This is an educated guess of the straw falling. NO animator really knows if their charts work until they test the drawings as a "pencil test" movie. The first 3 drawings are an "ease in", that is, a gradual acceleration into the action from a standing still position. There are then wider spaces between drawings 3,4,5,& 6, indicating faster motion. I would remove drawing #5 now, and let the straw fall from 4 directly to the ground at 6. This is a fast fall at the end, indicating the power of gravity and the weight, although very light, of the object. Leaving in drawing 5 will slow it all down, but this will look "wrong" to the eye of the audience. Do it & test it.
An X-sheet allows you to map this out visually:
This is the X-Sheet for A Straw Falls, with all the correct timing of the drawings in a vertical column and every frame of the film in the horizontal rows.
This way you can map exactly HOW MANY frames you have to create, and HOW LONG each one lasts.
A REAL WORLD EXAMPLE:
This is a simple X-sheet I used for a professional job many years ago.
Here are the key points:
A. Frames of film are horizontal rows.
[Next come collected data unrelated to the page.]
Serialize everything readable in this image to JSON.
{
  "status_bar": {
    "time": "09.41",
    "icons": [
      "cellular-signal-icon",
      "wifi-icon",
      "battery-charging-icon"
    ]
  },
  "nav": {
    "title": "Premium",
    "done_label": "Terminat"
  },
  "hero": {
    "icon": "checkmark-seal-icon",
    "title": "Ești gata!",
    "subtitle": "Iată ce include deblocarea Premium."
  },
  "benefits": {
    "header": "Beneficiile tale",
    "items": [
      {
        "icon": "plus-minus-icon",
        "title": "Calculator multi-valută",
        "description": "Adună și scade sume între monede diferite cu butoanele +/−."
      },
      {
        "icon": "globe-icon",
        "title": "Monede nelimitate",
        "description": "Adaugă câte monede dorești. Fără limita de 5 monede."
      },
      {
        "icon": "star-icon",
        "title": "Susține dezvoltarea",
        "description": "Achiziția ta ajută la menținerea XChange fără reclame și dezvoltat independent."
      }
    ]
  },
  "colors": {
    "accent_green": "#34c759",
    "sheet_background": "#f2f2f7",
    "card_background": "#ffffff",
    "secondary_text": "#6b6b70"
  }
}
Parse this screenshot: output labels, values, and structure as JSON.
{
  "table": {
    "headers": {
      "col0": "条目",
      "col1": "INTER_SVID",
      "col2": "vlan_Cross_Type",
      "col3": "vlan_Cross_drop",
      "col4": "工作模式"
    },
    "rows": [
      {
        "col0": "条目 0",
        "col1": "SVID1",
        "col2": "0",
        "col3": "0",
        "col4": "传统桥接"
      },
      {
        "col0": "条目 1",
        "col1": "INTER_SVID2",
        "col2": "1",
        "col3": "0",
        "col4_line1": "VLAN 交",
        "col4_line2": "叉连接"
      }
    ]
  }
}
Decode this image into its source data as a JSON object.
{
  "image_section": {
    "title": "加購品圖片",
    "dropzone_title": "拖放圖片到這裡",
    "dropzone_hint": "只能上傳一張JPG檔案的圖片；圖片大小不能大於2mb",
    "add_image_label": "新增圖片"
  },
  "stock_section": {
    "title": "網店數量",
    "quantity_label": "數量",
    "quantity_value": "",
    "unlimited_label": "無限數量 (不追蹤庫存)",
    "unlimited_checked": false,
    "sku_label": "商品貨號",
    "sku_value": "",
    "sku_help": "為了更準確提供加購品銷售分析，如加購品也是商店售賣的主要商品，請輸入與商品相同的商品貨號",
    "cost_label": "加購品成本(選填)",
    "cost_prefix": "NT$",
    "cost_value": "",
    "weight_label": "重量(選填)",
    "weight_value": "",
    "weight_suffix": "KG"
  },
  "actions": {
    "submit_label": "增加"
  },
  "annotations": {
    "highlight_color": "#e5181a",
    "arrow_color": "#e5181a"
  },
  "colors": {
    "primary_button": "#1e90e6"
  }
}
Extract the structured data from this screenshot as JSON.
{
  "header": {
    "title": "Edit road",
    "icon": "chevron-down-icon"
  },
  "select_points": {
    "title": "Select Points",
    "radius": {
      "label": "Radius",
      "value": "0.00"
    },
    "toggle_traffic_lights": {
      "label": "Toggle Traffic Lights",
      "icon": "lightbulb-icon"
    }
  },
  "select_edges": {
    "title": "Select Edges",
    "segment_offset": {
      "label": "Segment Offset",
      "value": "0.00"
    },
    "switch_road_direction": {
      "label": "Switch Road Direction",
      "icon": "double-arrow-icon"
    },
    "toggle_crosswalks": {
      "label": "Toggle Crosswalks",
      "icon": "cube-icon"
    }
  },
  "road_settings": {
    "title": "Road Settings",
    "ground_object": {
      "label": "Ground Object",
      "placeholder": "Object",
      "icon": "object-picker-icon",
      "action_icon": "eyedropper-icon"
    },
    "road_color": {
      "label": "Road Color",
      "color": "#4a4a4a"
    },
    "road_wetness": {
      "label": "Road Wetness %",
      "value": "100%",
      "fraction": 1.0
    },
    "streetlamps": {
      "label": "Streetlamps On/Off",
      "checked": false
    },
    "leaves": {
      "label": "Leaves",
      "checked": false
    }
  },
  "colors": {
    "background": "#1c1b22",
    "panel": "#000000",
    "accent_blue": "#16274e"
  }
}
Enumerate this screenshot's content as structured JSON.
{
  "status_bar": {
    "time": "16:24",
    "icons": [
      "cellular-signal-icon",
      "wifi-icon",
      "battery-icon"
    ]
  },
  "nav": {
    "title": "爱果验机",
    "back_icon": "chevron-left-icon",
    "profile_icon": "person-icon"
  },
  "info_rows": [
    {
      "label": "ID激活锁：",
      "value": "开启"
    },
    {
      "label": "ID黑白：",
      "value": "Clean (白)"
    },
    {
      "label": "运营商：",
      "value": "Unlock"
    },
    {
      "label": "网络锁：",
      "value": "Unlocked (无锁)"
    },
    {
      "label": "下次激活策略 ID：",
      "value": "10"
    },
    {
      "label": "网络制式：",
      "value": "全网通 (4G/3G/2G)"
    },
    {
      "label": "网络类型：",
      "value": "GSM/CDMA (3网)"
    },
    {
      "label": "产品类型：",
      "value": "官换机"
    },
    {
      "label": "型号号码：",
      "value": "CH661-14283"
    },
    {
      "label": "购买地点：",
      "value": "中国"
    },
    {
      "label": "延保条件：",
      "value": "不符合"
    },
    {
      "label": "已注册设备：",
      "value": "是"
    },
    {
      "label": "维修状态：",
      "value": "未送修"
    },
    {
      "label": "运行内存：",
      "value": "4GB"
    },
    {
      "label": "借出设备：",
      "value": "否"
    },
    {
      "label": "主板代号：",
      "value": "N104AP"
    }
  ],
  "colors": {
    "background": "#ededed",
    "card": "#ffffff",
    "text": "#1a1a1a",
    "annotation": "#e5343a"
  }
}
There are 24 frames in 1 second of movie film. The frames are numbered vertically down the left side, from 1 to 59.
B. Levels of your artwork or drawings are vertical columns. This X-sheet has 5 levels ( BG means the background painting).
(NOTE: We'll only use ONE level for this example. It is level 1 for all the drawings of a girl.)
Those drawings start with G, which stands for "girl": G1, G2, G3, etc. In this example, there are only 6 drawings which are used over and over.
Ignore all the other levels for this example.
C. The straw drawings will be numbered S1, S2, S3, S4, S5, and S6. You only have 6 drawings.
E. In the X-sheet in Flipbook, scan in drawing S1, the first straw, into Frame 1, Level 1. It will "stay" there for 24 frames, or 1 second. Then, scan drawing S2 into frame 25 (way later, right?), S3 into frame 27, S4 into 28, S5 into 29, and S6 into frame 30. The changes are getting closer together.
Just leave it all there and click on the green arrow under the movie window and play it. The straw should move; falling down in 7 frames, or about 1/3 of a second. Fast!
It is LIGHT, made of paper or plastic; there is very little weight to it. The total scene time will be 3 seconds long at 72 frames. That is why we "hold" the first & last straw drawings still so we can actually see the straw before it starts and after it falls, so we can "digest" the image. If it were only the 1/3 of a second movement, we wouldn't see it; it would be WAY too fast.
Watch my video of the little pink straw again and you will see what I mean.